Q: I liked how compact and neat the levels felt. It adds to the cozy vibe of the game, despite it taking place in a wasteland. The level select map is another quietly immersive element. What drew you to this atmospheric setting?
radow: The game started as a purely abstract puzzle game and we then explored a bunch of themes, many of which felt too generic or disconnected from the actual gameplay. The wasteland theme we ended up with inspired many of the secondary mechanics (like delivering ressources), strengthening the connection between setting and gameplay.
Ente: I love games and stories that give hopeful perspectives on real world problems. In a world where desertification and climate change are increasing problems, a post-apocalyptic wasteland can explore all of this. Without much direct storytelling we still wanted to illustrate that cooperation and communities can thrive even in difficult circumstances.
Q: Were there parts of the game’s development or publishing you struggled with?
Ente & radow: Absolutely. Our initial timeline was a bit too ambitious and it took us longer than expected to settle on a style. As a small indie studio with no dedicated expert for marketing, we also didn't reach as many people as we had hoped.
Q: Before Trails, you released Chronescher, a game based on perspective tricks and record-and-replay mechanics. Both games feature accomplished puzzle design. One major difference though is that you’ve made the most challenging levels of Trails entirely optional. What motivated this approach?
Ente: In Chronescher we observed that there were a few levels early on the golden path, that people would get stuck on and then simply give up. On top of that, the optional more difficult levels weren't labeled clearly enough.
radow: One of our big goals for Trails was to provide a smoother difficulty curve without sacrificing our aim to fully explore the mechanics and create the most challenging and technical levels we could think of.
Q: What are your next projects, game-related or otherwise?
Ente & radow: 2024 and 2025 were pretty rough years, with multiple projects either falling through or not doing as well as we had hoped. Sadly, this forced us to take a step back from the kind of active and commercial development we had been doing.

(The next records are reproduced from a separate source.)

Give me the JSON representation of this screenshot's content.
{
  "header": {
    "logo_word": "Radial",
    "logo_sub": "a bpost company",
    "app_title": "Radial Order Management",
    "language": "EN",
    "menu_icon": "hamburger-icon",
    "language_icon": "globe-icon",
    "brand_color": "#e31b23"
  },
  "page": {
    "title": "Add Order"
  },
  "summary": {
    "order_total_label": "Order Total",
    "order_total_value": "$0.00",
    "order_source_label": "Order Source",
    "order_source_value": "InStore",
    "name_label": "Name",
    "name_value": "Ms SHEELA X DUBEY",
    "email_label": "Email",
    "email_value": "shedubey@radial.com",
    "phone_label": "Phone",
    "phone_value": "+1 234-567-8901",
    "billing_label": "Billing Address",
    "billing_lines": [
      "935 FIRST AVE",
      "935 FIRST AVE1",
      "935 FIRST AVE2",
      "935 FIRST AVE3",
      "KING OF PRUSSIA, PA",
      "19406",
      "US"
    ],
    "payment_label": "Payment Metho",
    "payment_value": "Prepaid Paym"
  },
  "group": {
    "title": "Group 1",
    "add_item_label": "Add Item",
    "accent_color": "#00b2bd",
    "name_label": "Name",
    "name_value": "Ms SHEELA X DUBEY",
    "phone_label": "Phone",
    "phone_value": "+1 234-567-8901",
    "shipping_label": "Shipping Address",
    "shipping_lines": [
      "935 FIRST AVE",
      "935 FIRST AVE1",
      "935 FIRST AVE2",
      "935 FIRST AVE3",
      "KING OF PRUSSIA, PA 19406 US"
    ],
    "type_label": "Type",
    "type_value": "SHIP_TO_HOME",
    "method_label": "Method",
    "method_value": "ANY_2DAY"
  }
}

For now, we are still supporting the games we have published and working on non-commercial passion projects while keeping an eye out for future opportunities for larger commercial projects.
Q: Any game recommendations you'd like to share? We’d love to hear about games you enjoyed recently, whether thinky or not.
radow: I recently re-discovered tactical RPGs in the Final Fantasy Tactics tradition and especially enjoyed 2019's Fell Seal: Arbiter's Mark.
Ente: I really liked the vibrant world and artstyle of 30 Birds. It's one of the most beautiful games I have played recently.
Q: Finally, do you have any advice for LGBTQ+ game developers out there?
Ente: Find or build communities that empower you! There are still a lot of discrimination and extra hurdles we face as queer and other minority members in the gaming community. We need to support each other both as game devs in the industry and as players and community members & organizers.
radow: We have experienced this particularly strongly with our game What's Your Gender?, that explores terms and concepts related to gender and identity. Perhaps unsurprisingly we have received a fair share of harassment and hate speech. At the same time WYG is the game where we have had the most heartfelt and meaningful comments from people who really connected with it. It's this amazing community that helps us deal with the nasty stuff.
Trails is available on itch.io and on Steam for Windows, Mac and Linux, and also on Google Play for Android and on the App Store for iOS.